State Sales & Use Tax on Internet Transactions
Federal Communications Law Journal, Dec, 1998 by Sandi Owen
I. INTRODUCTION
With the explosive growth of electronic commerce, the way people do business is dramatically changing. More and more transactions are being conducted electronically, and the geographic boundaries that once played such a significant role in commerce are rapidly disappearing. With this growth and globalization of electronic commerce, state and local taxing authorities have become concerned that the information superhighway bypasses state and local taxation. Since sales and use taxes on transactions are major sources of revenue for state and local governments, erosion of this tax base has serious repercussions for their ability to support local infrastructures. Industry interests, however, express concern that taxation of Internet transactions, both from a financial and administrative perspective, would discourage innovation and investment in the information superhighway and impede its growth.
This Note argues that the existing structure for taxation of physical commerce does not fit the developing reality of an electronic commerce-based economy. The traditional means of taxing the sale of goods and services is based on concepts of physical assets, geographic locations, and face-to-face encounters. Commerce on the Internet is based on technology where there is no locality, no physical presence, and no geographic boundaries. Since Internet transactions do not fit into the traditional physical commerce tax structure, new standards for defining when and how a taxing jurisdiction may tax an Internet transaction must be developed.
Internet transactions have virtually eliminated the geographic boundaries between states and localities that formerly provided the framework for sales and use taxation. As a result, a national tax policy must be developed either through uniform state laws or federal legislation. Any federal legislation or uniform state laws developed to regulate interstate electronic commerce must balance the needs and concerns of state and local taxing authorities with the needs of businesses and consumers. This balance must occur within the framework of basic tax principles of fairness and equality and minimization of administrative and compliance burdens.
Although the taxation of electronic commerce raises issues in several tax areas, including international taxes, federal income taxes, and state and local property taxes, the focus of this Note is on state and local sales and use taxes. The Internet transactions that are discussed are the sale of goods and services over the Internet, with either physical or on-line delivery to the purchaser from the vendor. This Note does not discuss sales and use tax issues relating to other Internet transactions, such as the sale of Internet access services, Web space, or Web page advertising.

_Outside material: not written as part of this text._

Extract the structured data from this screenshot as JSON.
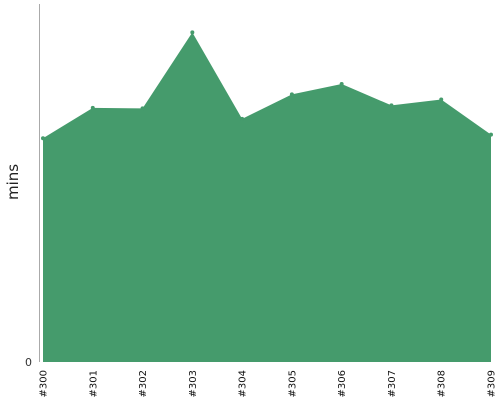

Part II of this Note provides an overview of the traditional sales and use tax structure and discusses why modern electronic commerce does not fit into this traditional structure. Part III discusses some of the challenges of taxation of electronic commerce and the concerns of state and local taxing authorities versus those of businesses and consumers. Part IV provides a review of what guidance is currently available and the constitutional considerations in the taxation of Internet transactions. Part V proposes a national approach, through federal legislation or uniform state laws, to the sales taxation of Internet transactions and offers recommendations, such as a shift of focus from the seller's to the buyer's location, for addressing the taxing challenges of doing business in cyberspace.
II. OVERVIEW
A. Traditional Sales and Use Tax Structure
The typical sales tax structure of a state involves a retail sales tax imposed on tangible personal property purchased in the state.(1) A state may also impose a use tax on its residents for tangible personal property acquired in another state but used in their resident state.(2) Sales and use taxes are typically imposed on purchases by the final consumer, and transactions between businesses are exempt.(3) The sales tax has been referred to as a "tax on the freedom of purchase[,]" whereas the use tax is a "tax on the enjoyment of that which was purchased."(4)
Three factors determine whether sales or use tax liability in a particular state exists for a transaction: (1) the type of good being sold, (2) situs, or the location where the transaction takes place, and (3) nexus.(5) Traditionally, sales tax has been imposed on tangible goods, not on intangible goods or most services, and is assessed and collected at the location where the good is transferred from the seller to the buyer (the situs).(6) The concept of nexus concerns whether the taxing jurisdiction has sufficient connection to have the authority to impose taxes on the transaction and collection responsibility on the vendor.(7) Each of these factors will be explored within the context of the Internet, as opposed to traditional physical, retail transactions.